I get your point, however, it forces the user to import std.format in the entire codebase wherever a function takes or returns a string and the user wants to use string interpolation
October 25, 2023
On Wednesday, October 25, 2023 2:00:38 AM MDT Arafel via Digitalmars-d wrote:
> On 25/10/23 8:49, Walter Bright wrote:
> > Thank you. The trouble is with the mixin. It can't be dispensed with.
>
> Well, I know you want to make mixins clearly identifiable, but I would suggest some easy sintax for string mixins generated by a template.
>
> For instance, using `!!` (I think it's an unused token):
>
> ```d
> foo!!(a, 42)
> ```
>
> would be literally just another way of writing:
>
> ```d
> mixin(foo!(a,42))
> ```
>
> and thus anybody could implement:
>
> ```d
> i!!"Helo ${name}"
> ```
>
> as a library solution, or even use the existing ones.
>
> You could create mixins that are tighly coupled to the called function, or generic ones... it would be the most flexible solution.

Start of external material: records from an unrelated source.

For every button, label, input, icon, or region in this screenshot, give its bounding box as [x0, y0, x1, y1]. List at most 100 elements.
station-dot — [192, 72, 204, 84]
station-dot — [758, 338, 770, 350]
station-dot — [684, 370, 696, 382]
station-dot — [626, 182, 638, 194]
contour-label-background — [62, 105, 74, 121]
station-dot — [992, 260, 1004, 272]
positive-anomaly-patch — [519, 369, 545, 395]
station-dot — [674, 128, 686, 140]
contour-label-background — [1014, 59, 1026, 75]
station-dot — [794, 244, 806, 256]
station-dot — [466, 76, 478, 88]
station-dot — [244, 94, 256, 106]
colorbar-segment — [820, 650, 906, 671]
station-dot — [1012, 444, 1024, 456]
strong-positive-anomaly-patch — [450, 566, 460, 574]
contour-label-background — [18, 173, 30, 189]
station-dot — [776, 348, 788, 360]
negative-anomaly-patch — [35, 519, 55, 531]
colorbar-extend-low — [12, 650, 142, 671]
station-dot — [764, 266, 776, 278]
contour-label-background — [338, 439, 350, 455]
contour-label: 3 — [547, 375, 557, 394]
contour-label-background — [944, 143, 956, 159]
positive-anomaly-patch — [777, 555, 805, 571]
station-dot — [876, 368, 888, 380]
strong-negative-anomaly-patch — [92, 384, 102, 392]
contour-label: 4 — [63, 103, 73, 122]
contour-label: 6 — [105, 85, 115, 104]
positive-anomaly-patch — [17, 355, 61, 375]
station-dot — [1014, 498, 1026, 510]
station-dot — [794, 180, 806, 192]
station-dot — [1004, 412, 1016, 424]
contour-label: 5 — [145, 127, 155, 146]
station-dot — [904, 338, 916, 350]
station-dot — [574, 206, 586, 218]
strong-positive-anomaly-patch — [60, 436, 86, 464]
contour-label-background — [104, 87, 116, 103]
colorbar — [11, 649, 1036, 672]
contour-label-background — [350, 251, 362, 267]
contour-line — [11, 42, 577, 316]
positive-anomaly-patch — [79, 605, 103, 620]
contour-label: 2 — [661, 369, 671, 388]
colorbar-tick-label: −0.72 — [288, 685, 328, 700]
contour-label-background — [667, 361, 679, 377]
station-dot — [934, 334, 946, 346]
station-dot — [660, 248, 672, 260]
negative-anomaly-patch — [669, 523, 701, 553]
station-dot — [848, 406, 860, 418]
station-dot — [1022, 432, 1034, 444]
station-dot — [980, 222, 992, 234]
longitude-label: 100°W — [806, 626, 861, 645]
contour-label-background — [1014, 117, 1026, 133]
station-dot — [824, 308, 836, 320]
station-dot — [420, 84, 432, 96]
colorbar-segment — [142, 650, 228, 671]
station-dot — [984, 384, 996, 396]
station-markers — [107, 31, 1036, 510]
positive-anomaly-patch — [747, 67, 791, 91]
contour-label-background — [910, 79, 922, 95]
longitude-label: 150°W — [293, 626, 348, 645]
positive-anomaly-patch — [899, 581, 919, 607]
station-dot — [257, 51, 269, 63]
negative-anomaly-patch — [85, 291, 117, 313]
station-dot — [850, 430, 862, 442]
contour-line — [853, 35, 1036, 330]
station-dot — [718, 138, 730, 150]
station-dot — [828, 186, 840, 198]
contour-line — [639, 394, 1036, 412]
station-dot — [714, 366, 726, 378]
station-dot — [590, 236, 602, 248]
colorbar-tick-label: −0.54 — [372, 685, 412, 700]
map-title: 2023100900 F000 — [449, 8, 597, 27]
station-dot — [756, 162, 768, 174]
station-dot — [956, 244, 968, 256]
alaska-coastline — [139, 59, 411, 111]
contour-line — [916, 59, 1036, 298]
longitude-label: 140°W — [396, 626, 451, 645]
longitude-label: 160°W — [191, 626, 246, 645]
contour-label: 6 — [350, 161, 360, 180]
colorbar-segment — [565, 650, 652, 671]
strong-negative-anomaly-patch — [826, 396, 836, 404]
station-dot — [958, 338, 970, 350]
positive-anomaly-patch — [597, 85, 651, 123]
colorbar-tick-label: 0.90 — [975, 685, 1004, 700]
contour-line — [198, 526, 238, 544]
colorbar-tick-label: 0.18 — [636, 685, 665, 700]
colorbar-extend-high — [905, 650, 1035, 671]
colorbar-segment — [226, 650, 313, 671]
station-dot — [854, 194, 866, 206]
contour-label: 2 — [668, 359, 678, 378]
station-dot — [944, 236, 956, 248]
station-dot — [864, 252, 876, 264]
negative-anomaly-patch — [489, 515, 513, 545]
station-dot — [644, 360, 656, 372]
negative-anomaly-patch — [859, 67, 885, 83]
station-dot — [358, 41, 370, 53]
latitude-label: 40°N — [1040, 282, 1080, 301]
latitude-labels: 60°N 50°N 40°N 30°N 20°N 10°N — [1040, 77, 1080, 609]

IMHO, mixins should be explicit, obvious, and greppable, and adding a separate syntax for them which tries to hide them is going to make the language worse. However a string is generated, if the programmer wants to turn it into code, they should just use mixin, and if it's ugly, it's ugly, but at least it's clear what's going on.

- Jonathan M Davis



October 25, 2023
On Wednesday, October 25, 2023 3:55:13 AM MDT Imperatorn via Digitalmars-d wrote:
> On Wednesday, 25 October 2023 at 07:08:06 UTC, Walter Bright
>
> wrote:
> > On 10/21/2023 2:11 PM, Imperatorn wrote:
> >> Agreed. We need a better/simpler way to get the string from the expression without special syntax.
> >
> > ```
> > import std.format;
> > alias f = std.format.format;
> >
> > enum b = "betty";
> > pragma(msg, i"hello $b".f);
> > ```
>
> I get your point, however, it forces the user to import std.format in the entire codebase wherever a function takes or returns a string and the user wants to use string interpolation

That's what you have to do now anyway, and all string interpolation really is is a way to do format with variable names thrown in the middle of the string instead of %s.